(Alliance News) – WPP PLC hat am Mittwoch nach einem schwächer als erwarteten ersten Halbjahr seine Prognose für das Gesamtjahr gesenkt.

Die in London ansässige Werbeagentur bezeichnete das Marktumfeld als „herausfordernd“, und im ersten Halbjahr werden auch einmalige Kosten wie Abfindungen bei der kürzlich verkleinerten Tochtergesellschaft WPP Media zu Buche schlagen.

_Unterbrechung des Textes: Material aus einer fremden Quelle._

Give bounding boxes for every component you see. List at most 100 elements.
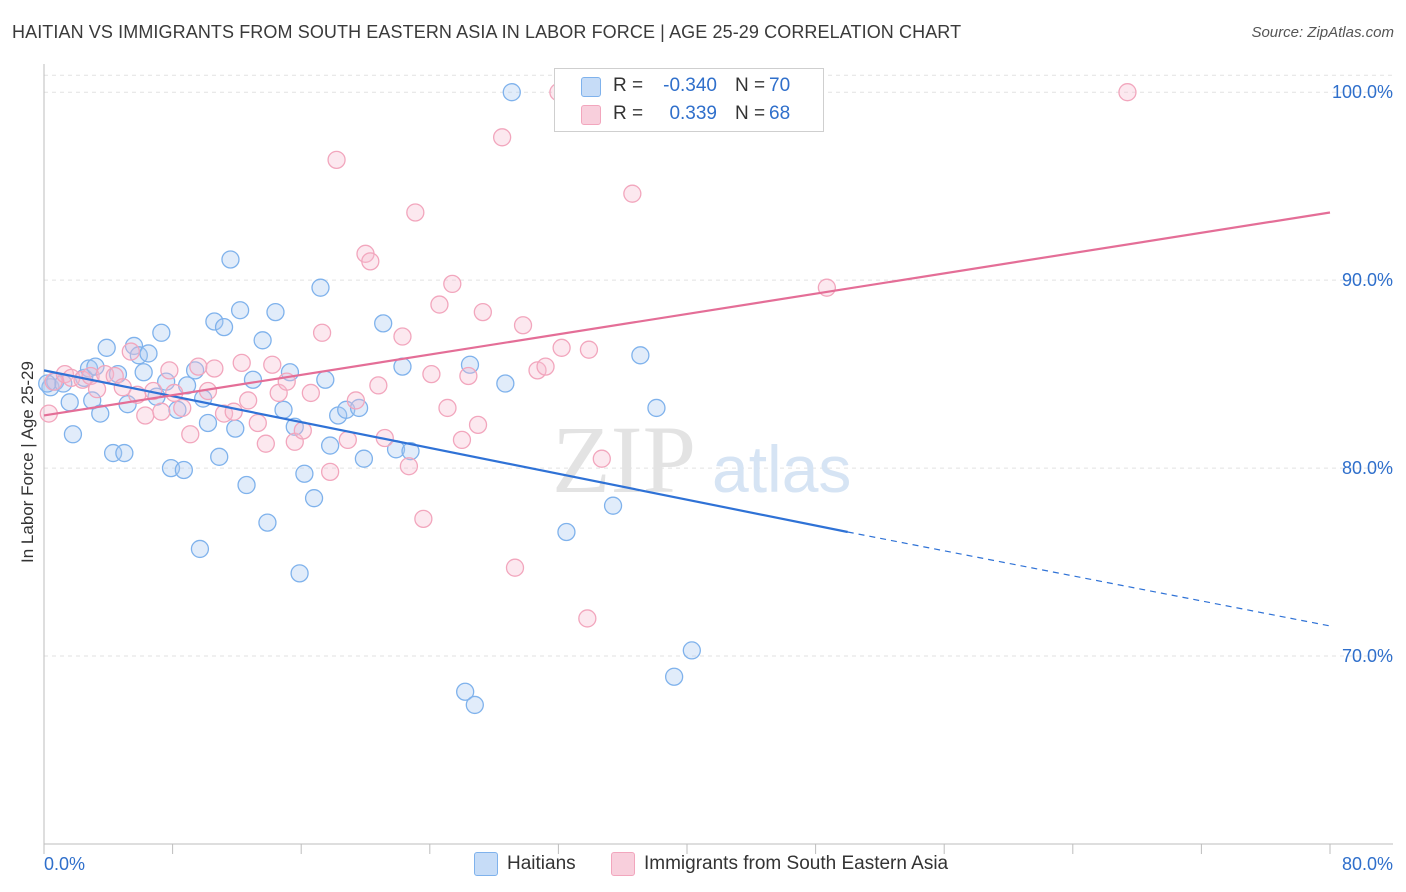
haitian-trend-line (43, 369, 848, 534)
haitian-point (79, 359, 99, 378)
haitian-point (682, 641, 701, 660)
sea-point (430, 295, 449, 314)
haitian-point (316, 370, 335, 389)
sea-point (505, 558, 525, 577)
haitian-point (304, 489, 324, 508)
sea-point (173, 398, 192, 418)
sea-point (312, 323, 332, 342)
legend-swatch-haitians (581, 77, 601, 97)
watermark: ZIP atlas (552, 406, 851, 513)
sea-point (406, 203, 425, 222)
sea-point (1118, 83, 1137, 102)
sea-point (578, 609, 597, 628)
haitian-point (205, 312, 224, 331)
sea-point (181, 425, 200, 444)
sea-point (152, 402, 171, 421)
sea-point (393, 327, 412, 346)
sea-point (513, 316, 533, 335)
haitian-point (124, 336, 144, 356)
bottom-legend-label-haitians: Haitians (507, 853, 576, 874)
haitian-point (237, 475, 256, 495)
sea-point (623, 184, 642, 203)
x-tick-label-min: 0.0% (44, 854, 85, 874)
sea-point (492, 128, 512, 147)
sea-point (346, 391, 366, 410)
legend-r-value: 0.339 (669, 103, 717, 124)
legend-n-label: N = (735, 103, 766, 124)
haitian-trend-extension (847, 531, 1331, 627)
sea-point (452, 430, 472, 450)
legend-r-label: R = (613, 75, 644, 96)
sea-point (263, 355, 282, 374)
legend-r-value: -0.340 (663, 75, 717, 96)
haitian-point (258, 513, 277, 532)
sea-point (189, 357, 208, 376)
legend-r-label: R = (613, 103, 644, 124)
sea-point (399, 457, 419, 476)
bottom-legend-swatch-sea (611, 852, 635, 876)
haitian-point (465, 695, 484, 715)
sea-point (205, 359, 224, 378)
legend-n-label: N = (735, 75, 766, 96)
haitian-point (496, 374, 515, 393)
y-tick-label: 100.0% (1332, 82, 1393, 102)
sea-point (473, 302, 492, 322)
haitian-point (631, 346, 650, 365)
haitian-point (38, 374, 57, 393)
trend-lines (43, 211, 1331, 627)
sea-point (536, 357, 555, 376)
sea-point (552, 338, 571, 357)
watermark-zip: ZIP (552, 406, 696, 513)
haitian-point (230, 301, 250, 320)
haitian-point (290, 564, 309, 583)
legend-swatch-sea (581, 105, 601, 125)
y-tick-label: 90.0% (1342, 270, 1393, 290)
haitian-point (226, 419, 245, 438)
sea-point (239, 391, 258, 410)
sea-point (256, 434, 275, 453)
haitian-point (210, 447, 229, 466)
haitian-point (456, 682, 475, 701)
haitian-point (115, 443, 134, 463)
haitian-point (320, 436, 340, 455)
haitian-point (86, 357, 105, 376)
bottom-legend-label-sea: Immigrants from South Eastern Asia (644, 853, 949, 874)
sea-point (136, 406, 155, 425)
haitian-point (60, 393, 79, 412)
sea-point (443, 274, 462, 294)
sea-point (438, 398, 457, 418)
legend-n-value: 70 (769, 75, 791, 96)
axes (43, 64, 1393, 854)
sea-point (301, 383, 320, 403)
haitian-point (243, 370, 263, 389)
sea-point (592, 449, 611, 468)
correlation-legend: R = -0.340 N = 70 R = 0.339 N = 68 (554, 68, 824, 132)
sea-point (422, 364, 441, 384)
legend-row-haitians: R = -0.340 N = 70 (555, 72, 823, 100)
bottom-legend-swatch-haitians (474, 852, 498, 876)
haitian-point (664, 667, 684, 686)
sea-point (327, 150, 346, 170)
haitian-point (134, 363, 153, 382)
haitian-point (295, 464, 314, 483)
sea-point (224, 402, 243, 421)
haitian-point (603, 496, 623, 515)
sea-point (369, 376, 388, 395)
haitian-point (374, 314, 393, 333)
sea-point (468, 415, 488, 435)
haitian-point (91, 404, 110, 423)
sea-point (232, 353, 251, 372)
sea-point (414, 509, 433, 528)
sea-point (160, 361, 179, 380)
haitian-point (266, 302, 285, 322)
sea-point (338, 430, 357, 450)
haitian-point (97, 338, 116, 357)
data-points (38, 83, 1137, 715)
chart-title: HAITIAN VS IMMIGRANTS FROM SOUTH EASTERN… (12, 22, 962, 42)
haitian-point (190, 539, 210, 559)
y-axis-label: In Labor Force | Age 25-29 (18, 361, 37, 563)
haitian-point (401, 442, 420, 461)
haitian-point (647, 398, 666, 418)
haitian-point (253, 331, 272, 350)
haitian-point (354, 449, 374, 468)
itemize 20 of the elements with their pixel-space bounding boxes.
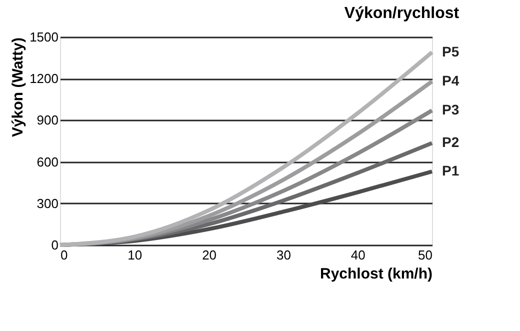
y-axis-title: Výkon (Watty) (10, 38, 27, 137)
x-tick-label: 40 (350, 248, 366, 262)
series-label: P2 (442, 134, 460, 150)
chart-title: Výkon/rychlost (344, 5, 460, 22)
x-tick-label: 30 (276, 248, 291, 262)
y-tick-label: 1200 (30, 71, 58, 86)
x-tick-label: 10 (128, 248, 142, 262)
y-tick-label: 300 (36, 196, 58, 211)
x-tick-label: 20 (202, 248, 217, 262)
series-label: P4 (442, 72, 460, 88)
x-tick-label: 0 (60, 248, 68, 262)
y-tick-label: 1500 (30, 30, 58, 44)
x-tick-label: 50 (418, 248, 432, 262)
y-tick-label: 900 (36, 112, 58, 128)
y-tick-label: 0 (51, 238, 58, 252)
x-axis-title: Rychlost (km/h) (320, 266, 433, 282)
series-label: P3 (442, 101, 460, 118)
series-label: P1 (442, 162, 460, 179)
series-label: P5 (442, 43, 460, 60)
y-tick-label: 600 (36, 154, 58, 170)
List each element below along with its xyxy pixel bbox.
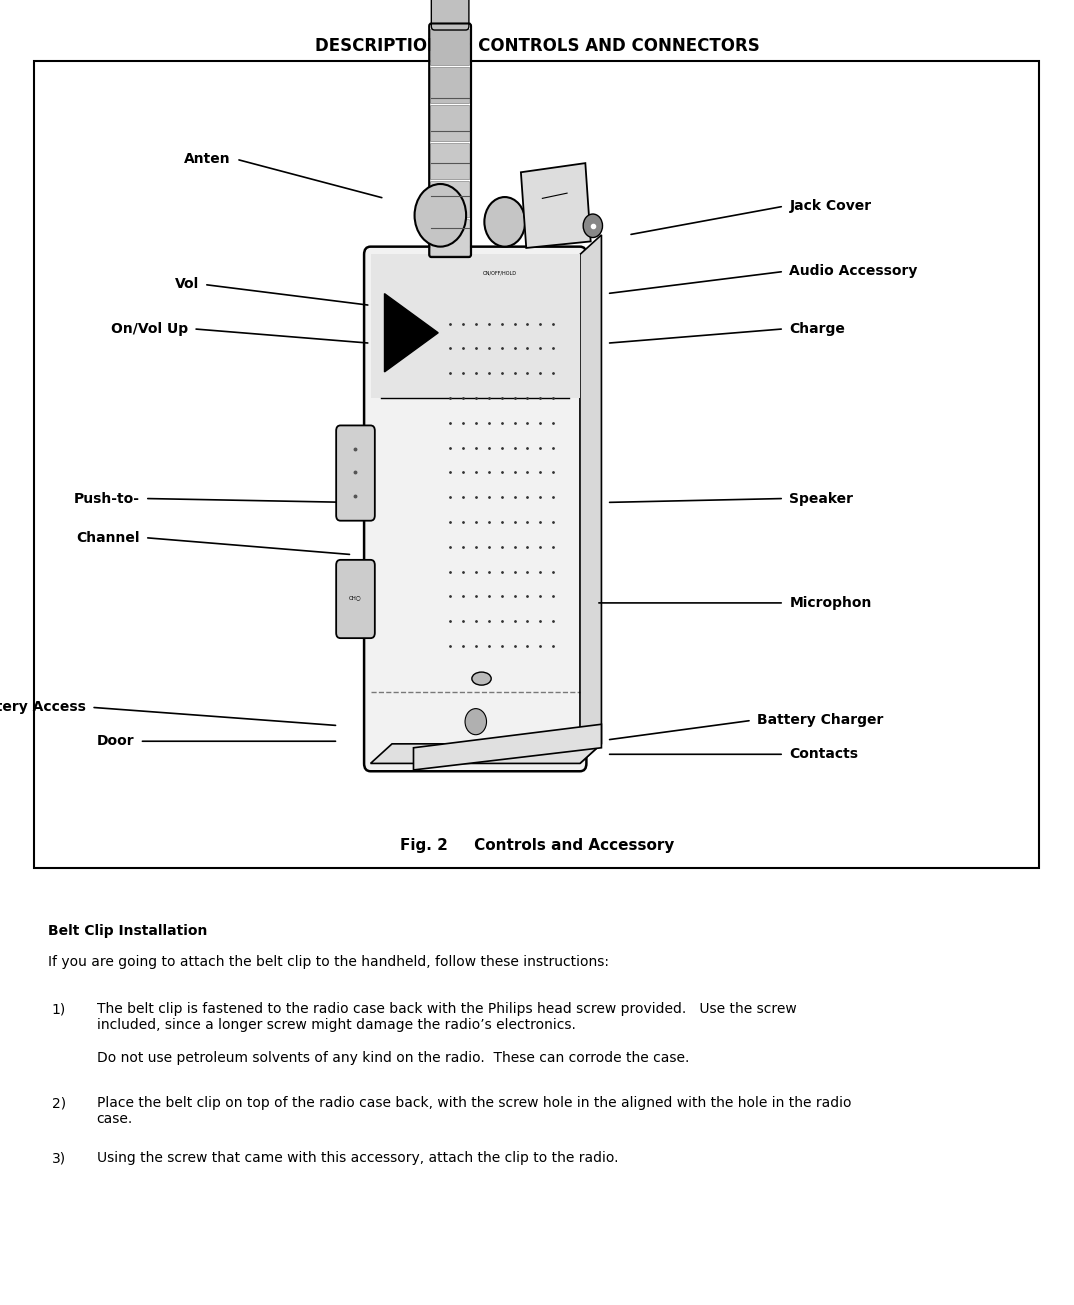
Text: Jack Cover: Jack Cover [789, 200, 871, 213]
Text: Microphon: Microphon [789, 596, 872, 609]
Text: Using the screw that came with this accessory, attach the clip to the radio.: Using the screw that came with this acce… [97, 1151, 619, 1165]
Polygon shape [371, 744, 601, 763]
Bar [34, 61, 1039, 868]
Text: 2): 2) [52, 1096, 66, 1111]
Text: Do not use petroleum solvents of any kind on the radio.  These can corrode the c: Do not use petroleum solvents of any kin… [97, 1051, 690, 1065]
Text: 3): 3) [52, 1151, 66, 1165]
Bar [371, 254, 580, 398]
Text: Contacts: Contacts [789, 748, 858, 761]
Text: Door: Door [97, 735, 134, 748]
Circle shape [583, 214, 603, 238]
Circle shape [484, 197, 525, 247]
Text: Place the belt clip on top of the radio case back, with the screw hole in the al: Place the belt clip on top of the radio … [97, 1096, 852, 1126]
FancyBboxPatch shape [431, 181, 470, 218]
Text: Channel: Channel [76, 531, 140, 544]
Text: The belt clip is fastened to the radio case back with the Philips head screw pro: The belt clip is fastened to the radio c… [97, 1002, 797, 1032]
FancyBboxPatch shape [432, 0, 469, 30]
Text: Battery Charger: Battery Charger [757, 714, 884, 727]
Polygon shape [521, 163, 591, 248]
Text: CH○: CH○ [349, 595, 362, 600]
Text: Battery Access: Battery Access [0, 701, 86, 714]
Text: VOLUME: VOLUME [390, 309, 394, 326]
Text: Anten: Anten [185, 153, 231, 166]
Text: Audio Accessory: Audio Accessory [789, 265, 918, 278]
FancyBboxPatch shape [431, 219, 470, 256]
Text: DESCRIPTION OF CONTROLS AND CONNECTORS: DESCRIPTION OF CONTROLS AND CONNECTORS [315, 37, 759, 55]
Polygon shape [413, 724, 601, 770]
Polygon shape [384, 294, 438, 372]
Text: 1): 1) [52, 1002, 66, 1017]
FancyBboxPatch shape [431, 106, 470, 141]
FancyBboxPatch shape [431, 144, 470, 180]
Ellipse shape [471, 672, 491, 685]
Text: If you are going to attach the belt clip to the handheld, follow these instructi: If you are going to attach the belt clip… [48, 955, 609, 970]
FancyBboxPatch shape [336, 425, 375, 521]
FancyBboxPatch shape [431, 30, 470, 65]
Text: Vol: Vol [174, 278, 199, 291]
Text: On/Vol Up: On/Vol Up [111, 322, 188, 335]
Polygon shape [580, 235, 601, 763]
FancyBboxPatch shape [336, 560, 375, 638]
Text: Fig. 2     Controls and Accessory: Fig. 2 Controls and Accessory [400, 838, 674, 853]
Text: ON/OFF/HOLD: ON/OFF/HOLD [482, 270, 517, 275]
Text: Push-to-: Push-to- [74, 492, 140, 505]
Text: Charge: Charge [789, 322, 845, 335]
Circle shape [465, 709, 487, 735]
Text: Speaker: Speaker [789, 492, 854, 505]
FancyBboxPatch shape [364, 247, 586, 771]
Text: Belt Clip Installation: Belt Clip Installation [48, 924, 207, 938]
Circle shape [415, 184, 466, 247]
FancyBboxPatch shape [431, 68, 470, 103]
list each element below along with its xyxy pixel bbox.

WPP rechnet nun für 2025 mit einem Umsatzrückgang auf vergleichbarer Basis ohne Pass-Through-Kosten zwischen 3 % und 5 %. Das Unternehmen prognostiziert einen Rückgang der operativen Gewinnmarge vor Wechselkurseffekten um 50 bis 175 Basispunkte.

Im April hatte WPP noch geschätzt, dass der Umsatz im Jahr 2025 gegenüber 2024 unverändert bis um 2 % zurückgehen würde. Das Unternehmen erwartete eine „nahezu unveränderte” Marge.

Nach der Veröffentlichung der aktuellen Geschäftszahlen am Mittwochmorgen fiel die WPP-Aktie in London um 14 % auf 451,76 GBP und war damit der schlechteste Wert im FTSE 100-Index, der selbst um 0,1 % zulegte.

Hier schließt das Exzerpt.